Sebelumnya mungkin sudah ada bahasan perihal acara yang di sensor berlebihan, lebay, alay dan membuat khalayak sebagai
audience hilang cita rasanya dalam menikmati film atau program acara lain yang beredar di dunia pertelevisian nasional. Berbeda dengan apa yang akan di bahas dalam tulisan ini adalah menyangkut aturan yang mendasari hal tersebut diatas. Beberapa waktu belakangan ini sering kali kita jumpai tayangan televisi yang memberikan blur pada belahan dada, rokok, senjata api, senjata api, orang yang cidera atau berdarah juga pemotongan adegan tertentu seperti berciuman, adegan kekerasan dan hal lain juga sensor dengan cara
mute volume pada kata-kata yang dianggap kasar dan kurang pantas.
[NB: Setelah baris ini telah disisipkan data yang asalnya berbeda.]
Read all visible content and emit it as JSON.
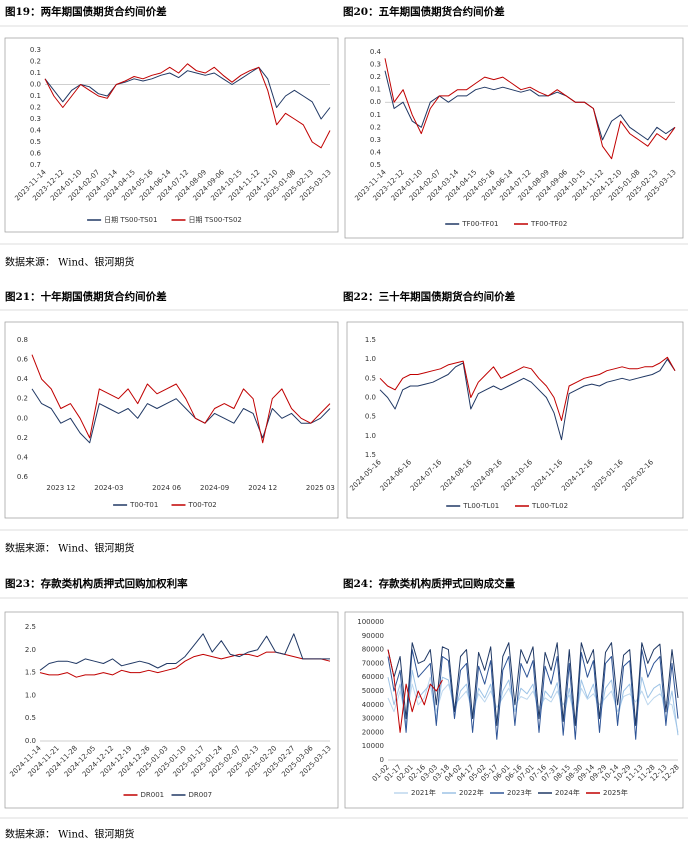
{
  "sources": [
    "数据来源： Wind、银河期货",
    "数据来源： Wind、银河期货",
    "数据来源： Wind、银河期货"
  ],
  "chart_data": [
    {
      "type": "line",
      "title": "图19：两年期国债期货合约间价差",
      "categories": [
        "2023-11-14",
        null,
        "2023-12-12",
        null,
        "2024-01-10",
        null,
        "2024-02-07",
        null,
        "2024-03-14",
        null,
        "2024-04-15",
        null,
        "2024-05-16",
        null,
        "2024-06-14",
        null,
        "2024-07-12",
        null,
        "2024-08-09",
        null,
        "2024-09-06",
        null,
        "2024-10-15",
        null,
        "2024-11-12",
        null,
        "2024-12-10",
        null,
        "2025-01-08",
        null,
        "2025-02-13",
        null,
        "2025-03-13"
      ],
      "series": [
        {
          "name": "日期 TS00-TS01",
          "color": "#203864",
          "values": [
            0.05,
            -0.05,
            -0.15,
            -0.05,
            0.0,
            -0.02,
            -0.08,
            -0.1,
            0.0,
            0.02,
            0.05,
            0.03,
            0.05,
            0.08,
            0.1,
            0.06,
            0.12,
            0.1,
            0.08,
            0.1,
            0.05,
            0.0,
            0.05,
            0.1,
            0.15,
            0.05,
            -0.2,
            -0.1,
            -0.05,
            -0.1,
            -0.15,
            -0.3,
            -0.2
          ]
        },
        {
          "name": "日期 TS00-TS02",
          "color": "#c00000",
          "values": [
            0.05,
            -0.1,
            -0.2,
            -0.1,
            0.0,
            -0.05,
            -0.1,
            -0.12,
            0.0,
            0.03,
            0.07,
            0.05,
            0.08,
            0.1,
            0.15,
            0.1,
            0.18,
            0.12,
            0.1,
            0.15,
            0.08,
            0.02,
            0.08,
            0.12,
            0.15,
            -0.05,
            -0.35,
            -0.25,
            -0.3,
            -0.35,
            -0.5,
            -0.55,
            -0.4
          ]
        }
      ],
      "ylim": [
        -0.7,
        0.3
      ],
      "yticks": [
        0.3,
        0.2,
        0.1,
        {
          "value": 0,
          "label": "0.0"
        },
        {
          "value": -0.1,
          "label": "0.1"
        },
        {
          "value": -0.2,
          "label": "0.2"
        },
        {
          "value": -0.3,
          "label": "0.3"
        },
        {
          "value": -0.4,
          "label": "0.4"
        },
        {
          "value": -0.5,
          "label": "0.5"
        },
        {
          "value": -0.6,
          "label": "0.6"
        },
        {
          "value": -0.7,
          "label": "0.7"
        }
      ],
      "zero_line": true,
      "legend": "bottom"
    },
    {
      "type": "line",
      "title": "图20：五年期国债期货合约间价差",
      "categories": [
        "2023-11-14",
        null,
        "2023-12-12",
        null,
        "2024-01-10",
        null,
        "2024-02-07",
        null,
        "2024-03-14",
        null,
        "2024-04-15",
        null,
        "2024-05-16",
        null,
        "2024-06-14",
        null,
        "2024-07-12",
        null,
        "2024-08-09",
        null,
        "2024-09-06",
        null,
        "2024-10-15",
        null,
        "2024-11-12",
        null,
        "2024-12-10",
        null,
        "2025-01-08",
        null,
        "2025-02-13",
        null,
        "2025-03-13"
      ],
      "series": [
        {
          "name": "TF00-TF01",
          "color": "#203864",
          "values": [
            0.25,
            -0.05,
            0.0,
            -0.15,
            -0.2,
            0.0,
            0.05,
            0.0,
            0.05,
            0.05,
            0.1,
            0.12,
            0.1,
            0.12,
            0.1,
            0.08,
            0.1,
            0.05,
            0.05,
            0.08,
            0.05,
            0.0,
            0.0,
            -0.05,
            -0.3,
            -0.15,
            -0.1,
            -0.2,
            -0.25,
            -0.3,
            -0.2,
            -0.25,
            -0.2
          ]
        },
        {
          "name": "TF00-TF02",
          "color": "#c00000",
          "values": [
            0.35,
            0.0,
            0.1,
            -0.1,
            -0.25,
            -0.05,
            0.05,
            0.05,
            0.1,
            0.1,
            0.15,
            0.2,
            0.18,
            0.2,
            0.15,
            0.1,
            0.12,
            0.08,
            0.05,
            0.1,
            0.05,
            0.0,
            0.0,
            -0.05,
            -0.35,
            -0.45,
            -0.15,
            -0.25,
            -0.3,
            -0.35,
            -0.25,
            -0.3,
            -0.2
          ]
        }
      ],
      "ylim": [
        -0.5,
        0.4
      ],
      "yticks": [
        0.4,
        0.3,
        0.2,
        0.1,
        {
          "value": 0,
          "label": "0.0"
        },
        {
          "value": -0.1,
          "label": "0.1"
        },
        {
          "value": -0.2,
          "label": "0.2"
        },
        {
          "value": -0.3,
          "label": "0.3"
        },
        {
          "value": -0.4,
          "label": "0.4"
        },
        {
          "value": -0.5,
          "label": "0.5"
        }
      ],
      "zero_line": true,
      "legend": "bottom"
    },
    {
      "type": "line",
      "title": "图21：十年期国债期货合约间价差",
      "categories": [
        null,
        null,
        null,
        "2023 12",
        null,
        null,
        null,
        null,
        "2024-03",
        null,
        null,
        null,
        null,
        null,
        "2024 06",
        null,
        null,
        null,
        null,
        "2024-09",
        null,
        null,
        null,
        null,
        "2024 12",
        null,
        null,
        null,
        null,
        null,
        "2025 03",
        null
      ],
      "series": [
        {
          "name": "T00-T01",
          "color": "#203864",
          "values": [
            0.3,
            0.15,
            0.1,
            -0.05,
            0.0,
            -0.15,
            -0.25,
            0.15,
            0.1,
            0.05,
            0.1,
            0.0,
            0.15,
            0.1,
            0.15,
            0.2,
            0.1,
            0.0,
            -0.05,
            0.05,
            0.0,
            -0.05,
            0.1,
            0.05,
            -0.2,
            0.1,
            0.0,
            0.05,
            -0.05,
            -0.05,
            0.0,
            0.1
          ]
        },
        {
          "name": "T00-T02",
          "color": "#c00000",
          "values": [
            0.65,
            0.4,
            0.3,
            0.1,
            0.15,
            0.0,
            -0.2,
            0.3,
            0.25,
            0.2,
            0.3,
            0.15,
            0.35,
            0.25,
            0.3,
            0.35,
            0.2,
            0.0,
            -0.05,
            0.1,
            0.15,
            0.1,
            0.3,
            0.2,
            -0.25,
            0.2,
            0.3,
            0.1,
            0.0,
            -0.05,
            0.05,
            0.15
          ]
        }
      ],
      "ylim": [
        -0.6,
        0.8
      ],
      "yticks": [
        0.8,
        0.6,
        0.4,
        0.2,
        {
          "value": 0,
          "label": "0.0"
        },
        {
          "value": -0.2,
          "label": "0.2"
        },
        {
          "value": -0.4,
          "label": "0.4"
        },
        {
          "value": -0.6,
          "label": "0.6"
        }
      ],
      "legend": "bottom"
    },
    {
      "type": "line",
      "title": "图22：三十年期国债期货合约间价差",
      "categories": [
        "2024-05-16",
        null,
        null,
        null,
        "2024-06-16",
        null,
        null,
        null,
        "2024-07-16",
        null,
        null,
        null,
        "2024-08-16",
        null,
        null,
        null,
        "2024-09-16",
        null,
        null,
        null,
        "2024-10-16",
        null,
        null,
        null,
        "2024-11-16",
        null,
        null,
        null,
        "2024-12-16",
        null,
        null,
        null,
        "2025-01-16",
        null,
        null,
        null,
        "2025-02-16",
        null,
        null,
        null
      ],
      "series": [
        {
          "name": "TL00-TL01",
          "color": "#203864",
          "values": [
            0.2,
            0.0,
            -0.3,
            0.2,
            0.3,
            0.3,
            0.35,
            0.4,
            0.5,
            0.6,
            0.8,
            0.9,
            -0.3,
            0.1,
            0.2,
            0.3,
            0.2,
            0.3,
            0.4,
            0.5,
            0.4,
            0.2,
            0.0,
            -0.4,
            -1.1,
            0.1,
            0.2,
            0.3,
            0.35,
            0.3,
            0.4,
            0.45,
            0.5,
            0.45,
            0.5,
            0.55,
            0.6,
            0.7,
            1.0,
            0.7
          ]
        },
        {
          "name": "TL00-TL02",
          "color": "#c00000",
          "values": [
            0.5,
            0.3,
            0.2,
            0.5,
            0.6,
            0.6,
            0.65,
            0.7,
            0.75,
            0.85,
            0.9,
            0.95,
            0.0,
            0.4,
            0.6,
            0.8,
            0.5,
            0.6,
            0.7,
            0.8,
            0.75,
            0.5,
            0.3,
            0.0,
            -0.6,
            0.3,
            0.4,
            0.5,
            0.55,
            0.6,
            0.7,
            0.75,
            0.8,
            0.75,
            0.75,
            0.8,
            0.8,
            0.9,
            1.05,
            0.7
          ]
        }
      ],
      "ylim": [
        -1.5,
        1.5
      ],
      "yticks": [
        1.5,
        {
          "value": 1,
          "label": "1.0"
        },
        0.5,
        {
          "value": 0,
          "label": "0.0"
        },
        {
          "value": -0.5,
          "label": "0.5"
        },
        {
          "value": -1,
          "label": "1.0"
        },
        {
          "value": -1.5,
          "label": "1.5"
        }
      ],
      "legend": "bottom"
    },
    {
      "type": "line",
      "title": "图23：存款类机构质押式回购加权利率",
      "categories": [
        "2024-11-14",
        null,
        "2024-11-21",
        null,
        "2024-11-28",
        null,
        "2024-12-05",
        null,
        "2024-12-12",
        null,
        "2024-12-19",
        null,
        "2024-12-26",
        null,
        "2025-01-03",
        null,
        "2025-01-10",
        null,
        "2025-01-17",
        null,
        "2025-01-24",
        null,
        "2025-02-07",
        null,
        "2025-02-13",
        null,
        "2025-02-20",
        null,
        "2025-02-27",
        null,
        "2025-03-06",
        null,
        "2025-03-13"
      ],
      "series": [
        {
          "name": "DR001",
          "color": "#c00000",
          "values": [
            1.5,
            1.45,
            1.45,
            1.5,
            1.4,
            1.45,
            1.45,
            1.5,
            1.45,
            1.55,
            1.5,
            1.5,
            1.55,
            1.5,
            1.55,
            1.6,
            1.75,
            1.85,
            1.9,
            1.85,
            1.8,
            1.85,
            1.9,
            1.9,
            1.85,
            1.95,
            1.95,
            1.9,
            1.85,
            1.8,
            1.8,
            1.8,
            1.75
          ]
        },
        {
          "name": "DR007",
          "color": "#203864",
          "values": [
            1.55,
            1.7,
            1.75,
            1.75,
            1.7,
            1.8,
            1.75,
            1.7,
            1.8,
            1.65,
            1.7,
            1.75,
            1.7,
            1.6,
            1.7,
            1.7,
            1.85,
            2.1,
            2.35,
            1.95,
            2.2,
            1.9,
            1.85,
            1.95,
            2.0,
            2.3,
            1.95,
            1.9,
            2.35,
            1.8,
            1.8,
            1.8,
            1.8
          ]
        }
      ],
      "ylim": [
        0,
        2.5
      ],
      "yticks": [
        {
          "value": 0,
          "label": "0.0"
        },
        0.5,
        {
          "value": 1,
          "label": "1.0"
        },
        1.5,
        {
          "value": 2,
          "label": "2.0"
        },
        2.5
      ],
      "axis_line": true,
      "legend": "bottom"
    },
    {
      "type": "line",
      "title": "图24：存款类机构质押式回购成交量",
      "categories": [
        "01-02",
        null,
        "01-17",
        null,
        "02-01",
        null,
        "02-16",
        null,
        "03-03",
        null,
        "03-18",
        null,
        "04-02",
        null,
        "04-17",
        null,
        "05-02",
        null,
        "05-17",
        null,
        "06-01",
        null,
        "06-16",
        null,
        "07-01",
        null,
        "07-16",
        null,
        "07-31",
        null,
        "08-15",
        null,
        "08-30",
        null,
        "09-14",
        null,
        "09-29",
        null,
        "10-14",
        null,
        "10-29",
        null,
        "11-13",
        null,
        "11-28",
        null,
        "12-13",
        null,
        "12-28"
      ],
      "series": [
        {
          "name": "2021年",
          "color": "#bdd7ee",
          "values": [
            45000,
            35000,
            50000,
            30000,
            55000,
            40000,
            45000,
            60000,
            35000,
            50000,
            55000,
            40000,
            45000,
            50000,
            35000,
            48000,
            42000,
            50000,
            38000,
            45000,
            52000,
            40000,
            46000,
            44000,
            50000,
            38000,
            45000,
            42000,
            50000,
            40000,
            47000,
            30000,
            52000,
            44000,
            48000,
            40000,
            45000,
            50000,
            35000,
            46000,
            48000,
            42000,
            50000,
            40000,
            45000,
            48000,
            42000,
            40000,
            20000
          ]
        },
        {
          "name": "2022年",
          "color": "#9dc3e6",
          "values": [
            60000,
            40000,
            55000,
            25000,
            65000,
            45000,
            50000,
            55000,
            30000,
            60000,
            58000,
            35000,
            50000,
            55000,
            30000,
            52000,
            45000,
            55000,
            30000,
            50000,
            58000,
            35000,
            52000,
            48000,
            55000,
            30000,
            50000,
            45000,
            56000,
            28000,
            52000,
            25000,
            58000,
            45000,
            55000,
            30000,
            52000,
            58000,
            30000,
            50000,
            55000,
            25000,
            60000,
            45000,
            52000,
            55000,
            30000,
            50000,
            18000
          ]
        },
        {
          "name": "2023年",
          "color": "#2f5597",
          "values": [
            75000,
            50000,
            65000,
            20000,
            80000,
            60000,
            65000,
            70000,
            25000,
            75000,
            72000,
            30000,
            65000,
            70000,
            20000,
            68000,
            55000,
            72000,
            15000,
            65000,
            75000,
            25000,
            70000,
            60000,
            72000,
            20000,
            68000,
            55000,
            75000,
            18000,
            70000,
            15000,
            78000,
            60000,
            72000,
            20000,
            70000,
            75000,
            25000,
            68000,
            72000,
            15000,
            80000,
            60000,
            70000,
            75000,
            25000,
            70000,
            30000
          ]
        },
        {
          "name": "2024年",
          "color": "#1f3864",
          "values": [
            80000,
            60000,
            75000,
            30000,
            85000,
            70000,
            72000,
            80000,
            40000,
            82000,
            80000,
            35000,
            75000,
            80000,
            30000,
            78000,
            65000,
            82000,
            25000,
            75000,
            85000,
            40000,
            80000,
            70000,
            82000,
            30000,
            78000,
            65000,
            85000,
            28000,
            80000,
            25000,
            85000,
            70000,
            80000,
            30000,
            78000,
            85000,
            40000,
            76000,
            80000,
            25000,
            85000,
            70000,
            80000,
            84000,
            35000,
            80000,
            45000
          ]
        },
        {
          "name": "2025年",
          "color": "#c00000",
          "values": [
            80000,
            60000,
            20000,
            55000,
            35000,
            50000,
            40000,
            55000,
            50000,
            58000,
            null,
            null,
            null,
            null,
            null,
            null,
            null,
            null,
            null,
            null,
            null,
            null,
            null,
            null,
            null,
            null,
            null,
            null,
            null,
            null,
            null,
            null,
            null,
            null,
            null,
            null,
            null,
            null,
            null,
            null,
            null,
            null,
            null,
            null,
            null,
            null,
            null,
            null,
            null
          ]
        }
      ],
      "ylim": [
        0,
        100000
      ],
      "yticks": [
        0,
        10000,
        20000,
        30000,
        40000,
        50000,
        60000,
        70000,
        80000,
        90000,
        100000
      ],
      "axis_line": true,
      "legend": "bottom"
    }
  ]
}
Pemaknaan masyarakat selaku
audience terhadap usaha penyensoran tentu berbeda beda sesuai dengan ideologi dan latar belakang masing-masing. Namun kebanyakan dari
audience tersebut memberikan tanggapan bahwa penyensoran yang dilakukan terbilang di lebih-lebihkan. Kita berjalan sejenak ke masa lalu sebelum penyensoran menyerang. Tidak usah terlalu jauh, bisa kita ingat diawal tahun 2000an atau sesudah deppen runtuh dimana kerah yang mencekik kebebasan penyiaran terasa loggar atau paling tidak kebijakan yang ada tidak membuat khalayak dan lembaga peyiaran gerah.